McNugget slims down, gets a makeover

Emboldened by the sales-swelling launch of premium salads and McGriddles breakfast sandwiches, McDonald’s Corp. is set to roll out significant changes to one of its best-selling product innovations: the Chicken McNugget.

During the next six weeks, McDonald’s will begin selling a smaller, all-white-meat McNugget in all of its 13,600 U.S. restaurants. The new chicken entree is designed to be healthier and to meet a growing consumer preference for breast meat.

But it’s a risky move for McDonald’s, where McNuggets have been one of its most popular and profitable products since the company introduced them 20 years ago. McDonald’s must now convince about a fifth of the nation – those who consume 4.8 billion McNuggets – that the change is good.

In fact, “change is good” is a key phrase in McDonald’s new advertising push to tackle consumer worries head-on. The ads, run during tests this year, are specifically designed to comfort kids who gobble up the 30-percent-dark-meat McNuggets by the millions every day.

“It’s a change that’s being talked about, so they’re going to know about it,” said Wendy Cook, McDonald’s vice president of menu innovation. “Obviously, how kids are going to react to the change is key.”

If successful, the new product could help McDonald’s Chief Executive Jim Cantalupo reinvigorate a company that slowed in its growth and struggled to meet Wall Street expectations. If not, it is likely to dent those efforts.

Either way, the change also will have a tremendous effect on the U.S. poultry industry, which now uses almost half the birds grown to make processed chicken products – a market pioneered by McDonald’s.

“We’re a big chicken customer for the industry, so when we make a change in chicken, the world feels it,” Cook said.

Poultry experts say it is a gamble that could backfire.

William “Benji” Mikel, a University of Kentucky professor and a specialist in meat processing and product development, worries that the move could be akin to New Coke, Coca Cola’s failed early `90s relaunch of its popular soft drink.

“I think they probably have a good idea,” he said, “but we, as consumers, we’re a fickle bunch, and there’s an awful lot of product that hits the market every year that never makes it.”

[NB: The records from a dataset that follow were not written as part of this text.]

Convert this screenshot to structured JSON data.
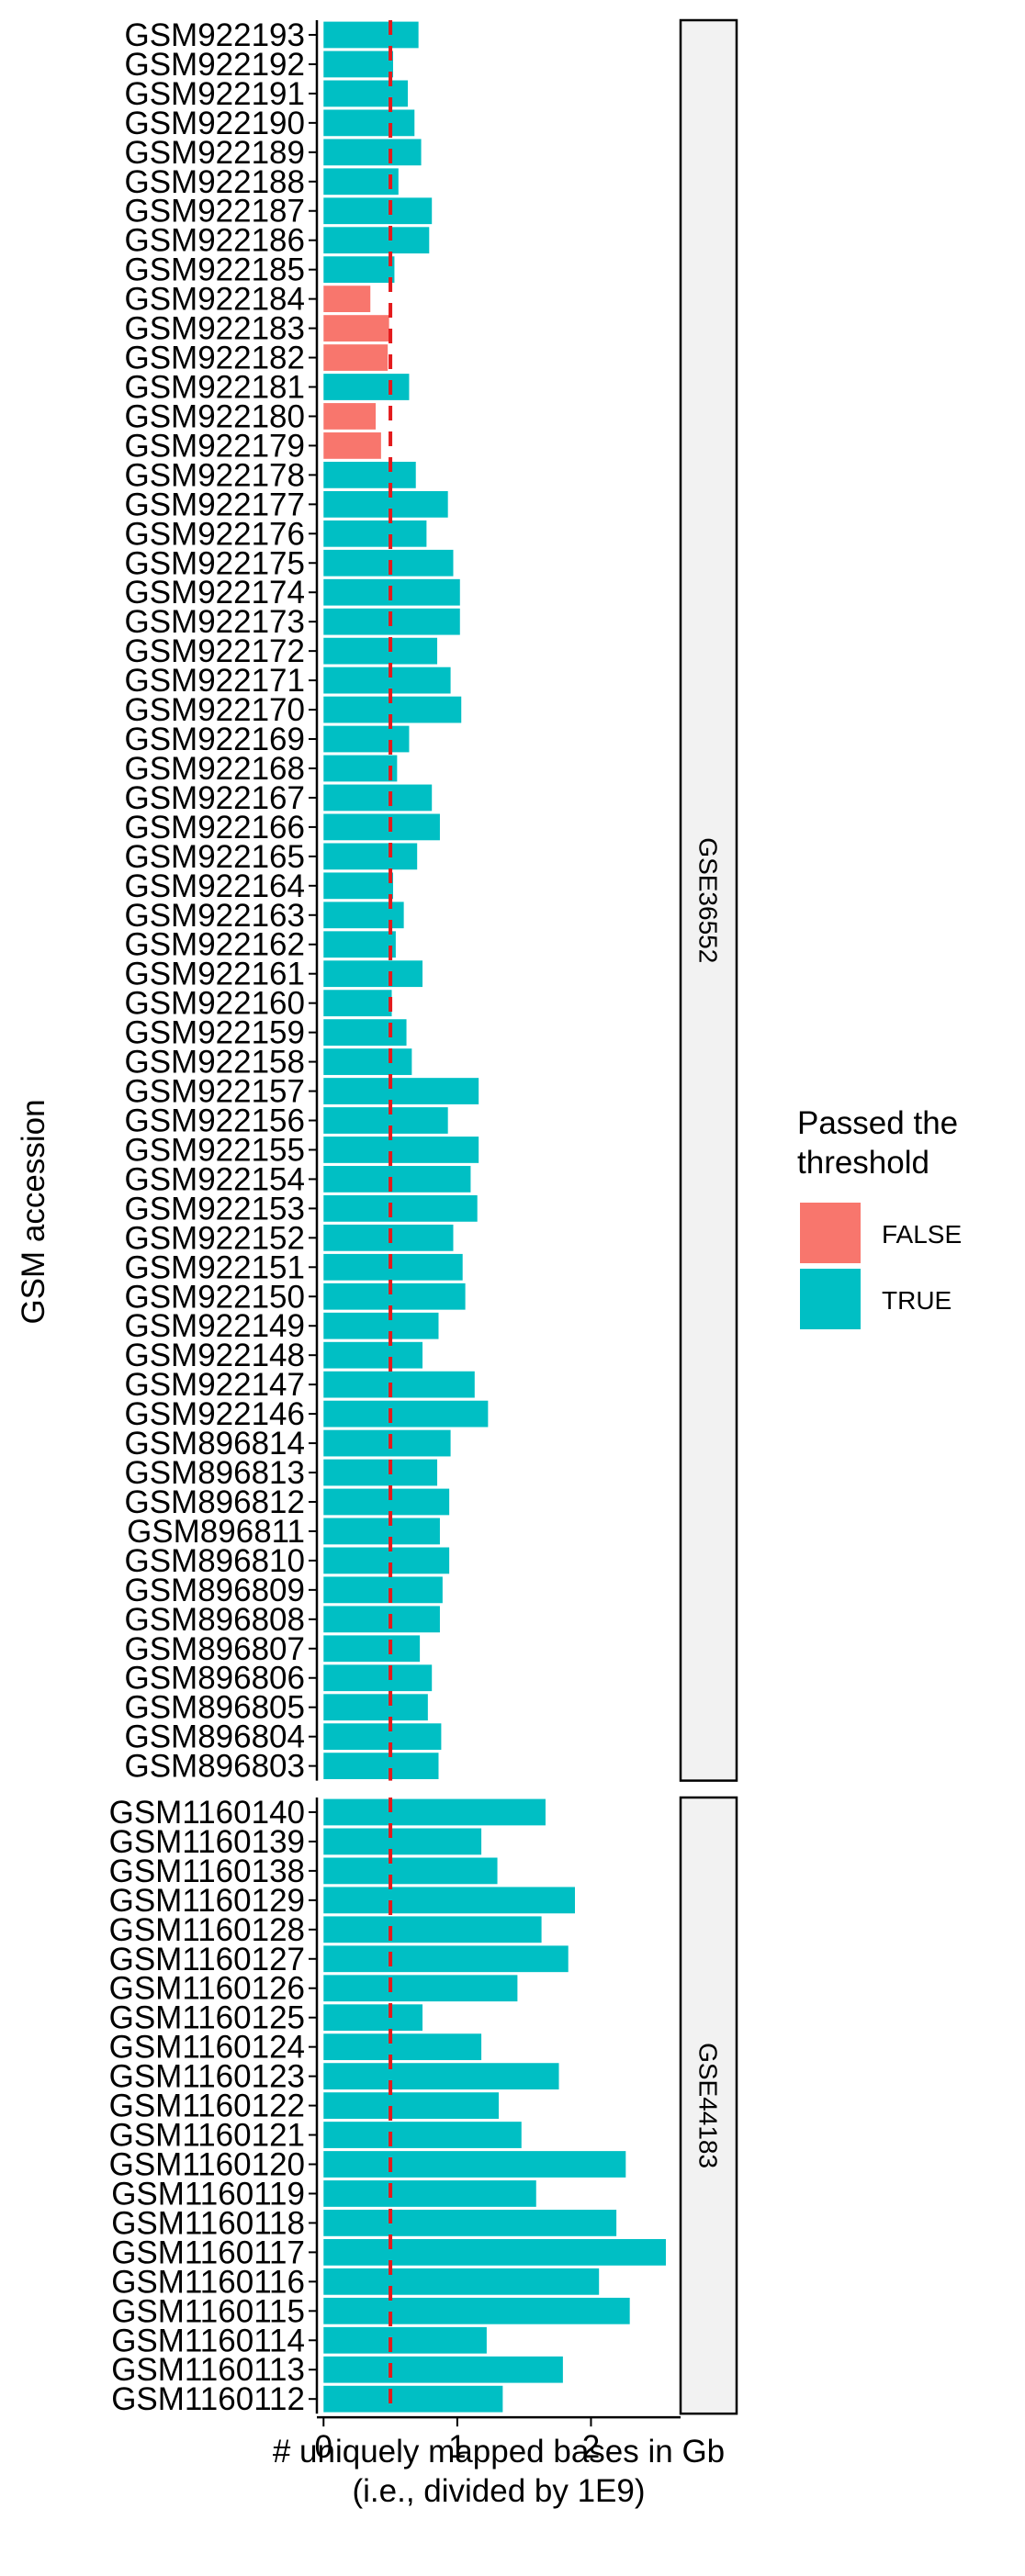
{
  "chart_data": {
    "type": "bar",
    "orientation": "horizontal",
    "xlabel_lines": [
      "# uniquely mapped bases in Gb",
      "(i.e., divided by 1E9)"
    ],
    "ylabel": "GSM accession",
    "x_ticks": [
      0,
      1,
      2
    ],
    "xlim": [
      -0.05,
      2.67
    ],
    "threshold": 0.5,
    "legend": {
      "title_lines": [
        "Passed the",
        "threshold"
      ],
      "position": "right",
      "items": [
        {
          "label": "FALSE",
          "color": "#F8766D"
        },
        {
          "label": "TRUE",
          "color": "#00BFC4"
        }
      ]
    },
    "colors": {
      "TRUE": "#00BFC4",
      "FALSE": "#F8766D",
      "threshold_line": "#E41A1C",
      "strip_fill": "#F2F2F2"
    },
    "panels": [
      {
        "name": "GSE36552",
        "bars": [
          {
            "label": "GSM922193",
            "value": 0.71,
            "passed": "TRUE"
          },
          {
            "label": "GSM922192",
            "value": 0.52,
            "passed": "TRUE"
          },
          {
            "label": "GSM922191",
            "value": 0.63,
            "passed": "TRUE"
          },
          {
            "label": "GSM922190",
            "value": 0.68,
            "passed": "TRUE"
          },
          {
            "label": "GSM922189",
            "value": 0.73,
            "passed": "TRUE"
          },
          {
            "label": "GSM922188",
            "value": 0.56,
            "passed": "TRUE"
          },
          {
            "label": "GSM922187",
            "value": 0.81,
            "passed": "TRUE"
          },
          {
            "label": "GSM922186",
            "value": 0.79,
            "passed": "TRUE"
          },
          {
            "label": "GSM922185",
            "value": 0.53,
            "passed": "TRUE"
          },
          {
            "label": "GSM922184",
            "value": 0.35,
            "passed": "FALSE"
          },
          {
            "label": "GSM922183",
            "value": 0.49,
            "passed": "FALSE"
          },
          {
            "label": "GSM922182",
            "value": 0.48,
            "passed": "FALSE"
          },
          {
            "label": "GSM922181",
            "value": 0.64,
            "passed": "TRUE"
          },
          {
            "label": "GSM922180",
            "value": 0.39,
            "passed": "FALSE"
          },
          {
            "label": "GSM922179",
            "value": 0.43,
            "passed": "FALSE"
          },
          {
            "label": "GSM922178",
            "value": 0.69,
            "passed": "TRUE"
          },
          {
            "label": "GSM922177",
            "value": 0.93,
            "passed": "TRUE"
          },
          {
            "label": "GSM922176",
            "value": 0.77,
            "passed": "TRUE"
          },
          {
            "label": "GSM922175",
            "value": 0.97,
            "passed": "TRUE"
          },
          {
            "label": "GSM922174",
            "value": 1.02,
            "passed": "TRUE"
          },
          {
            "label": "GSM922173",
            "value": 1.02,
            "passed": "TRUE"
          },
          {
            "label": "GSM922172",
            "value": 0.85,
            "passed": "TRUE"
          },
          {
            "label": "GSM922171",
            "value": 0.95,
            "passed": "TRUE"
          },
          {
            "label": "GSM922170",
            "value": 1.03,
            "passed": "TRUE"
          },
          {
            "label": "GSM922169",
            "value": 0.64,
            "passed": "TRUE"
          },
          {
            "label": "GSM922168",
            "value": 0.55,
            "passed": "TRUE"
          },
          {
            "label": "GSM922167",
            "value": 0.81,
            "passed": "TRUE"
          },
          {
            "label": "GSM922166",
            "value": 0.87,
            "passed": "TRUE"
          },
          {
            "label": "GSM922165",
            "value": 0.7,
            "passed": "TRUE"
          },
          {
            "label": "GSM922164",
            "value": 0.52,
            "passed": "TRUE"
          },
          {
            "label": "GSM922163",
            "value": 0.6,
            "passed": "TRUE"
          },
          {
            "label": "GSM922162",
            "value": 0.54,
            "passed": "TRUE"
          },
          {
            "label": "GSM922161",
            "value": 0.74,
            "passed": "TRUE"
          },
          {
            "label": "GSM922160",
            "value": 0.51,
            "passed": "TRUE"
          },
          {
            "label": "GSM922159",
            "value": 0.62,
            "passed": "TRUE"
          },
          {
            "label": "GSM922158",
            "value": 0.66,
            "passed": "TRUE"
          },
          {
            "label": "GSM922157",
            "value": 1.16,
            "passed": "TRUE"
          },
          {
            "label": "GSM922156",
            "value": 0.93,
            "passed": "TRUE"
          },
          {
            "label": "GSM922155",
            "value": 1.16,
            "passed": "TRUE"
          },
          {
            "label": "GSM922154",
            "value": 1.1,
            "passed": "TRUE"
          },
          {
            "label": "GSM922153",
            "value": 1.15,
            "passed": "TRUE"
          },
          {
            "label": "GSM922152",
            "value": 0.97,
            "passed": "TRUE"
          },
          {
            "label": "GSM922151",
            "value": 1.04,
            "passed": "TRUE"
          },
          {
            "label": "GSM922150",
            "value": 1.06,
            "passed": "TRUE"
          },
          {
            "label": "GSM922149",
            "value": 0.86,
            "passed": "TRUE"
          },
          {
            "label": "GSM922148",
            "value": 0.74,
            "passed": "TRUE"
          },
          {
            "label": "GSM922147",
            "value": 1.13,
            "passed": "TRUE"
          },
          {
            "label": "GSM922146",
            "value": 1.23,
            "passed": "TRUE"
          },
          {
            "label": "GSM896814",
            "value": 0.95,
            "passed": "TRUE"
          },
          {
            "label": "GSM896813",
            "value": 0.85,
            "passed": "TRUE"
          },
          {
            "label": "GSM896812",
            "value": 0.94,
            "passed": "TRUE"
          },
          {
            "label": "GSM896811",
            "value": 0.87,
            "passed": "TRUE"
          },
          {
            "label": "GSM896810",
            "value": 0.94,
            "passed": "TRUE"
          },
          {
            "label": "GSM896809",
            "value": 0.89,
            "passed": "TRUE"
          },
          {
            "label": "GSM896808",
            "value": 0.87,
            "passed": "TRUE"
          },
          {
            "label": "GSM896807",
            "value": 0.72,
            "passed": "TRUE"
          },
          {
            "label": "GSM896806",
            "value": 0.81,
            "passed": "TRUE"
          },
          {
            "label": "GSM896805",
            "value": 0.78,
            "passed": "TRUE"
          },
          {
            "label": "GSM896804",
            "value": 0.88,
            "passed": "TRUE"
          },
          {
            "label": "GSM896803",
            "value": 0.86,
            "passed": "TRUE"
          }
        ]
      },
      {
        "name": "GSE44183",
        "bars": [
          {
            "label": "GSM1160140",
            "value": 1.66,
            "passed": "TRUE"
          },
          {
            "label": "GSM1160139",
            "value": 1.18,
            "passed": "TRUE"
          },
          {
            "label": "GSM1160138",
            "value": 1.3,
            "passed": "TRUE"
          },
          {
            "label": "GSM1160129",
            "value": 1.88,
            "passed": "TRUE"
          },
          {
            "label": "GSM1160128",
            "value": 1.63,
            "passed": "TRUE"
          },
          {
            "label": "GSM1160127",
            "value": 1.83,
            "passed": "TRUE"
          },
          {
            "label": "GSM1160126",
            "value": 1.45,
            "passed": "TRUE"
          },
          {
            "label": "GSM1160125",
            "value": 0.74,
            "passed": "TRUE"
          },
          {
            "label": "GSM1160124",
            "value": 1.18,
            "passed": "TRUE"
          },
          {
            "label": "GSM1160123",
            "value": 1.76,
            "passed": "TRUE"
          },
          {
            "label": "GSM1160122",
            "value": 1.31,
            "passed": "TRUE"
          },
          {
            "label": "GSM1160121",
            "value": 1.48,
            "passed": "TRUE"
          },
          {
            "label": "GSM1160120",
            "value": 2.26,
            "passed": "TRUE"
          },
          {
            "label": "GSM1160119",
            "value": 1.59,
            "passed": "TRUE"
          },
          {
            "label": "GSM1160118",
            "value": 2.19,
            "passed": "TRUE"
          },
          {
            "label": "GSM1160117",
            "value": 2.56,
            "passed": "TRUE"
          },
          {
            "label": "GSM1160116",
            "value": 2.06,
            "passed": "TRUE"
          },
          {
            "label": "GSM1160115",
            "value": 2.29,
            "passed": "TRUE"
          },
          {
            "label": "GSM1160114",
            "value": 1.22,
            "passed": "TRUE"
          },
          {
            "label": "GSM1160113",
            "value": 1.79,
            "passed": "TRUE"
          },
          {
            "label": "GSM1160112",
            "value": 1.34,
            "passed": "TRUE"
          }
        ]
      }
    ]
  }
}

Although consumers often demand healthier options, few fast-food players have made a killing selling more nutritious food, many struggling to wean consumers off a fatty diet that is both affordable and convenient to eat on the go. McDonald’s realizes the risk in making the change, said Cook. But the company has embraced it, given the increasing demand for chicken products and changing consumer tastes. It says the switch is supported through extensive consumer tests, both in labs and restaurants, over the past six months.

“Chicken is the fastest growing category in terms of how people eat, and it’s also the largest. Chicken is very, very important to us, as beef is,” Cook said. “It’s clear now that consumers prefer white meat, so we started to work on how we might evolve the McNugget to a situation where it is now all white meat.”

Consumers still will be able to get the same number of McNuggets for the same price, but the new all-white-meat version weighs 16 grams once cooked, 2 grams less, or 11 percent lighter, than the current family favorite.

However, McDonald’s said the change is not a ploy to make more money on each McNugget.

“Our cost per nugget is higher. White meat costs more than dark meat,” Cook said.

And as demand for breast meat increases, other less powerful chicken buyers might look to change to using more dark meat.

“You may see some other people using cheaper cuts for their products because they can’t compete with a McDonald’s,” Mikel said. “There’s no doubt such a change will have a huge impact on the industry, which can’t simply just ramp up production.”

In addition to reassuring advertising for the new McNugget, the relaunch will be accompanied by new packaging and marketing to highlight the nutritious value of eating all-white-meat McNuggets, the company said.

McDonald’s representatives said they have been contemplating a switch for years, denying that current concern over fast rising rates of obesity is driving the change. However, the launch is well-timed for McDonald’s, which recently has come under especially harsh criticism on the healthiness of its food.

The company this year secured the dismissal of a high-profile lawsuit in New York that accused McDonald’s food of causing obesity in two children, but not before the judge opined that McNuggets were a “McFrankenstein creation of various elements not utilized by the home cook.”

In an early judgment in the case, the judge listed 30 or 40 ingredients other than chicken, highlighting the fact that McNuggets were far fattier than burgers, and he questioned whether consumers really knew about the manufactured nature of the product.

The new six-piece, all-white-meat McNugget meal will contain 260 calories, down from 310. With 16 grams of fat per six-piece serving, the new version shaves a fifth of the worrisome fat from the meal.

Whatever the case, for most of the millions of kids who munch on McNuggets, the bottom line is maintaining the familiar taste, a fact McDonald’s is acutely aware of.

“That was basically the essence of our testing, so we focused on making that right,” said Cook. “Kids don’t like change. We don’t want to disappoint any of our customers, especially our youngest customers.”